固定資産税などが非課税になっている私道であれば、都市計画税、不動産取得税も同じく非課税で、相続税や贈与税の評価の際も非課税となります。
非課税になっていない私道の相続などでは、一定の割合で減価した評価がされることになっています。
ただし、担当の税理士によって減価の割合は異なります。
ちなみに、私道部分の所有権移転登記をする際の登録免許税は非課税にはなりません。
もちろん司法書士への手数料もかかります。
地目が公衆用道路の場合でも登録免許税はかかるようです。
私道のトラブルを回避するには
私道の持ち分を取得する
私道の持分を取得することより私道持分・私道負担の割合に関わらず、持ち分権利者が私道のすべてを使用することができます。
私道共有持分の形で共有しあえば、共有者が自分の自宅の前に車を停め、駐車場として不当に利用することできません。

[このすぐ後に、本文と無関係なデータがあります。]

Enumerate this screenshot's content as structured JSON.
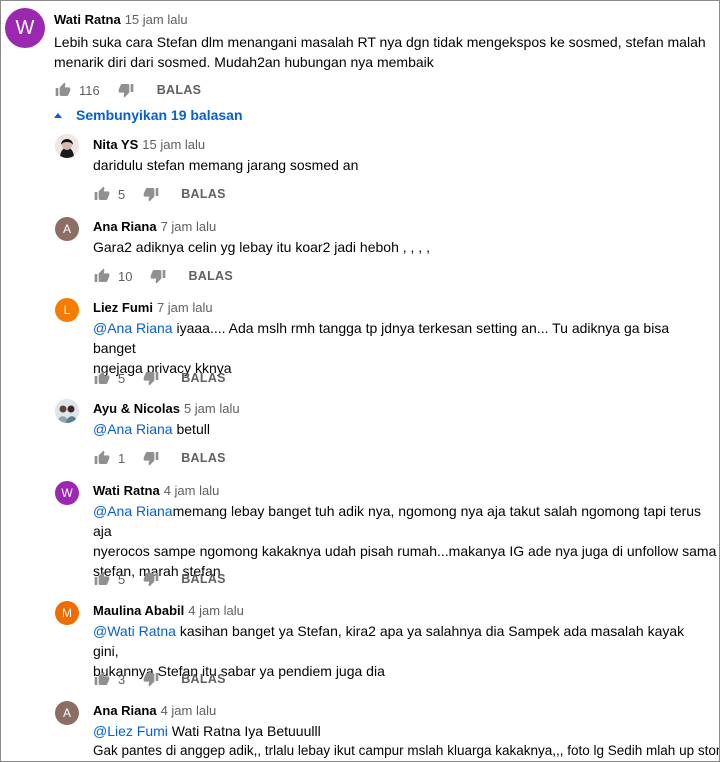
{
  "colors": {
    "mention": "#065fd4",
    "toggle": "#065fd4",
    "avatar_w": "#9c27b0",
    "avatar_a": "#8d6e63",
    "avatar_l": "#f57c00",
    "avatar_m": "#ef6c00"
  },
  "top_comment": {
    "avatar_letter": "W",
    "author": "Wati Ratna",
    "time": "15 jam lalu",
    "text": "Lebih suka cara Stefan dlm menangani masalah RT nya dgn tidak mengekspos ke sosmed, stefan malah",
    "text2": "menarik diri dari sosmed. Mudah2an hubungan nya membaik",
    "likes": "116",
    "reply_label": "BALAS"
  },
  "replies_toggle": "Sembunyikan 19 balasan",
  "replies": [
    {
      "author": "Nita YS",
      "time": "15 jam lalu",
      "lines": [
        "daridulu stefan memang jarang sosmed an"
      ],
      "likes": "5",
      "reply_label": "BALAS",
      "avatar_letter": ""
    },
    {
      "author": "Ana Riana",
      "time": "7 jam lalu",
      "lines": [
        "Gara2 adiknya celin yg lebay itu koar2 jadi heboh , , , ,"
      ],
      "likes": "10",
      "reply_label": "BALAS",
      "avatar_letter": "A"
    },
    {
      "author": "Liez Fumi",
      "time": "7 jam lalu",
      "mention": "@Ana Riana",
      "lines": [
        " iyaaa.... Ada mslh rmh tangga tp jdnya terkesan setting an... Tu adiknya ga bisa banget",
        "ngejaga privacy kknya"
      ],
      "likes": "5",
      "reply_label": "BALAS",
      "avatar_letter": "L"
    },
    {
      "author": "Ayu & Nicolas",
      "time": "5 jam lalu",
      "mention": "@Ana Riana",
      "lines": [
        " betull"
      ],
      "likes": "1",
      "reply_label": "BALAS",
      "avatar_letter": ""
    },
    {
      "author": "Wati Ratna",
      "time": "4 jam lalu",
      "mention": "@Ana Riana",
      "lines": [
        "memang lebay banget tuh adik nya, ngomong nya aja takut salah ngomong tapi terus aja",
        "nyerocos sampe ngomong kakaknya udah pisah rumah...makanya IG ade nya juga di unfollow sama",
        "stefan, marah stefan"
      ],
      "likes": "5",
      "reply_label": "BALAS",
      "avatar_letter": "W"
    },
    {
      "author": "Maulina Ababil",
      "time": "4 jam lalu",
      "mention": "@Wati Ratna",
      "lines": [
        " kasihan banget ya Stefan, kira2 apa ya salahnya dia Sampek ada masalah kayak gini,",
        "bukannya Stefan itu sabar ya pendiem juga dia"
      ],
      "likes": "3",
      "reply_label": "BALAS",
      "avatar_letter": "M"
    },
    {
      "author": "Ana Riana",
      "time": "4 jam lalu",
      "mention": "@Liez Fumi",
      "lines": [
        " Wati Ratna  Iya Betuuulll",
        "Gak pantes di anggep adik,, trlalu lebay ikut campur mslah kluarga kakaknya,,, foto lg Sedih mlah up story"
      ],
      "likes": "",
      "reply_label": "",
      "avatar_letter": "A"
    }
  ]
}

そのため、私道持分権者間の争いを防ぐことができます。
持ち主から許可を得る
トラブルを回避するためには、私道の所有者としっかりとコミュニケーションをとり、維持管理の方向性、掘削許可や通行承諾などの通行掘削承諾書をあらかじめ得ることが一番大切になってきます。
承諾書を作成し、お互いの印鑑をつき、1部ずつ互いにもちあいましょう。
使用の許可をする旨を記載するだけでなく、相続や売買により権利を承継した人に対しても承諾書を有効となる旨も記載しましょう。
そうすることで、息子娘さんの代までトラブルを防ぐことができます。
私道の移管について
私道のうち、一定の要件に当てはまる公共性のある私道に関しては市に移管をすることができます。
所有している私道を寄付して公道にしたい方、土地購入からの不動産投資を検討される方で移管を検討したい方は案内図、公図の写し、利害関係者の名簿を用意して役所にご相談ください。
道路の管理には、舗装や側溝の補修等、多くの費用が必要となります。
私道は、その土地所有者の財産ですから、管理は所有者が行います。
市も管理費用がかかりますので、費用に見合うだけの私道でなければ移管することはできません。
なんでもかんでもいらないから市に寄付するということはできないということです。
条件を満たせば移管できますので確認してみてください。
下記はある行政の移管手続きを行うための条件です。
各行政によって多少異なりますので、参考程度にご確認頂ければと思います。
下記が移管手続きを行うための必須条件(行政よって多少異なります)
- 土地が寄附できる(管理移管する部分で分筆されている)
- 抵当権等の権利が抹消してある。
- 雨水や排水が民地に入らない状態であり、また、排水構造物に車が乗っても問題ない構造になっている。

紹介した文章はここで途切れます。